Remove a query string operation

Path: /remove

GET parameters:

  • operation: The kind of the rule.
  • name: The name of the query parameter on which the operation is applied.
  • match: The match specification used in a query string update operation.

If name or match is not supported by the operation you want to delete, you must omit them.

POST parameter:

  • confirmed: This parameter must be non-nil.

Example:

POST /uri-rule/query-string-updates/remove?domain-name-kind=exact&domain-name-match=www.domain.example&uri-name=%2Ffoobar%2F&uri-kind=prefix&operation=rename&name=domain-name-match HTTP/1.1
Host: management.invalid
Content-type: application/x-www-form-urlencoded

confirmed=OK

Data Storage

The data are stored in memory by a hierarchy of classes, check redirection-rule and subclasses.

Limitations

  • The implementation restricted part should be extracted away in another package/project (TODO).

  • Because of the inherent multiple domain names property of the project, Cheshire supports only HTTP, no HTTPS now or in the forseenable future is planned.

  • No offline rule management.

License

This software has been originally developed by Mathieu Lemoine mlemoine@mentel.com and is the sole property of Mentel Inc. (www.mentel.com). This software is distributed under the terms of the 3-clause BSD, stated as follow:

Copyright © 2012, Mathieu Lemoine mlemoine@mentel.com, Mentel Inc. All rights reserved.

Redistribution and use in source and binary forms, with or without modification, are permitted provided that the following conditions are met:

  • Redistributions of source code must retain the above copyright notice, this list of conditions and the following disclaimer.
  • Redistributions in binary form must reproduce the above copyright notice, this list of conditions and the following disclaimer in the documentation and/or other materials provided with the distribution.
  • Neither the name of "Mentel Inc." nor the names of its contributors may be used to endorse or promote products derived from this software without specific prior written permission.

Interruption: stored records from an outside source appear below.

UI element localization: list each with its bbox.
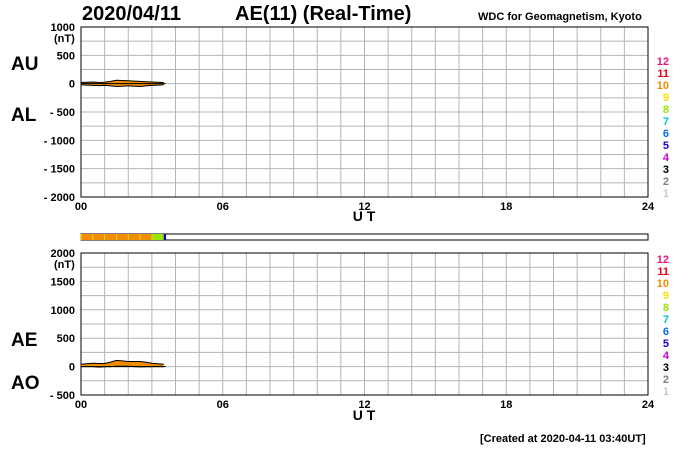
x-tick-label: 12 (358, 399, 370, 411)
station-count-legend-label: 6 (663, 326, 669, 338)
station-count-legend-label: 1 (663, 386, 669, 398)
x-tick-label: 06 (217, 201, 229, 213)
x-tick-label: 00 (75, 399, 87, 411)
y-axis-unit: (nT) (54, 33, 75, 45)
x-axis-label: U T (353, 407, 376, 423)
y-tick-label: - 1000 (44, 135, 75, 147)
x-tick-label: 00 (75, 201, 87, 213)
station-count-legend-label: 1 (663, 188, 669, 200)
y-tick-label: 0 (69, 362, 75, 374)
station-count-legend-label: 11 (657, 266, 669, 278)
data-source: WDC for Geomagnetism, Kyoto (478, 11, 642, 23)
station-count-legend-label: 3 (663, 362, 669, 374)
station-count-legend-label: 12 (657, 254, 669, 266)
y-tick-label: 1000 (51, 305, 75, 317)
y-tick-label: - 500 (50, 107, 75, 119)
station-count-legend-label: 5 (663, 338, 669, 350)
station-count-legend-label: 7 (663, 116, 669, 128)
plot-frame (80, 26, 649, 198)
station-count-legend-label: 4 (663, 152, 670, 164)
y-tick-label: - 1500 (44, 164, 75, 176)
station-count-legend-label: 11 (657, 68, 669, 80)
x-tick-label: 12 (358, 201, 370, 213)
station-count-legend-label: 7 (663, 314, 669, 326)
station-count-legend-label: 5 (663, 140, 669, 152)
plot-frame (80, 252, 649, 396)
x-tick-label: 24 (642, 201, 655, 213)
y-tick-label: 1000 (51, 22, 75, 34)
station-count-legend-label: 8 (663, 104, 669, 116)
station-count-legend-label: 9 (663, 290, 669, 302)
station-count-legend-label: 10 (657, 80, 669, 92)
y-tick-label: - 500 (50, 390, 75, 402)
y-tick-label: - 2000 (44, 192, 75, 204)
y-axis-unit: (nT) (54, 259, 75, 271)
station-count-legend-label: 2 (663, 374, 669, 386)
y-tick-label: 1500 (51, 276, 75, 288)
x-tick-label: 06 (217, 399, 229, 411)
x-tick-label: 24 (642, 399, 655, 411)
series-line-au (80, 79, 164, 84)
station-count-segment (163, 234, 167, 240)
side-label-upper: AU (11, 54, 38, 75)
created-timestamp: [Created at 2020-04-11 03:40UT] (480, 433, 646, 445)
plot-title: AE(11) (Real-Time) (235, 3, 412, 25)
side-label-lower: AO (11, 373, 40, 394)
y-tick-label: 500 (57, 50, 75, 62)
station-count-legend-label: 4 (663, 350, 670, 362)
side-label-upper: AE (11, 330, 37, 351)
station-count-legend-label: 6 (663, 128, 669, 140)
y-tick-label: 0 (69, 79, 75, 91)
station-count-legend-label: 8 (663, 302, 669, 314)
x-tick-label: 18 (500, 399, 512, 411)
station-count-legend-label: 12 (657, 56, 669, 68)
side-label-lower: AL (11, 105, 37, 126)
station-count-legend-label: 3 (663, 164, 669, 176)
station-count-legend-label: 9 (663, 92, 669, 104)
station-count-legend-label: 10 (657, 278, 669, 290)
series-line-al (80, 84, 164, 88)
station-count-legend-label: 2 (663, 176, 669, 188)
x-axis-label: U T (353, 208, 376, 224)
series-line-ae (80, 359, 164, 365)
station-count-segment (151, 234, 164, 240)
x-tick-label: 18 (500, 201, 512, 213)
plot-date: 2020/04/11 (82, 3, 181, 25)
y-tick-label: 2000 (51, 248, 75, 260)
y-tick-label: 500 (57, 333, 75, 345)
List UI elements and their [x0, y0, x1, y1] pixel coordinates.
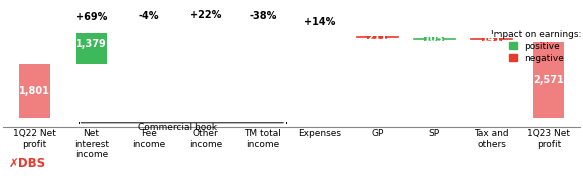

THIS SOFTWARE IS PROVIDED BY THE COPYRIGHT HOLDERS AND CONTRIBUTORS "AS IS" AND ANY EXPRESS OR IMPLIED WARRANTIES, INCLUDING, BUT NOT LIMITED TO, THE IMPLIED WARRANTIES OF MERCHANTABILITY AND FITNESS FOR A PARTICULAR PURPOSE ARE DISCLAIMED. IN NO EVENT SHALL BE LIABLE FOR ANY DIRECT, INDIRECT, INCIDENTAL, SPECIAL, EXEMPLARY, OR CONSEQUENTIAL DAMAGES (INCLUDING, BUT NOT LIMITED TO, PROCUREMENT OF SUBSTITUTE GOODS OR SERVICES; LOSS OF USE, DATA, OR PROFITS; OR BUSINESS INTERRUPTION) HOWEVER CAUSED AND ON ANY THEORY OF LIABILITY, WHETHER IN CONTRACT, STRICT LIABILITY, OR TORT (INCLUDING NEGLIGENCE OR OTHERWISE) ARISING IN ANY WAY OUT OF THE USE OF THIS SOFTWARE, EVEN IF ADVISED OF THE POSSIBILITY OF SUCH DAMAGE.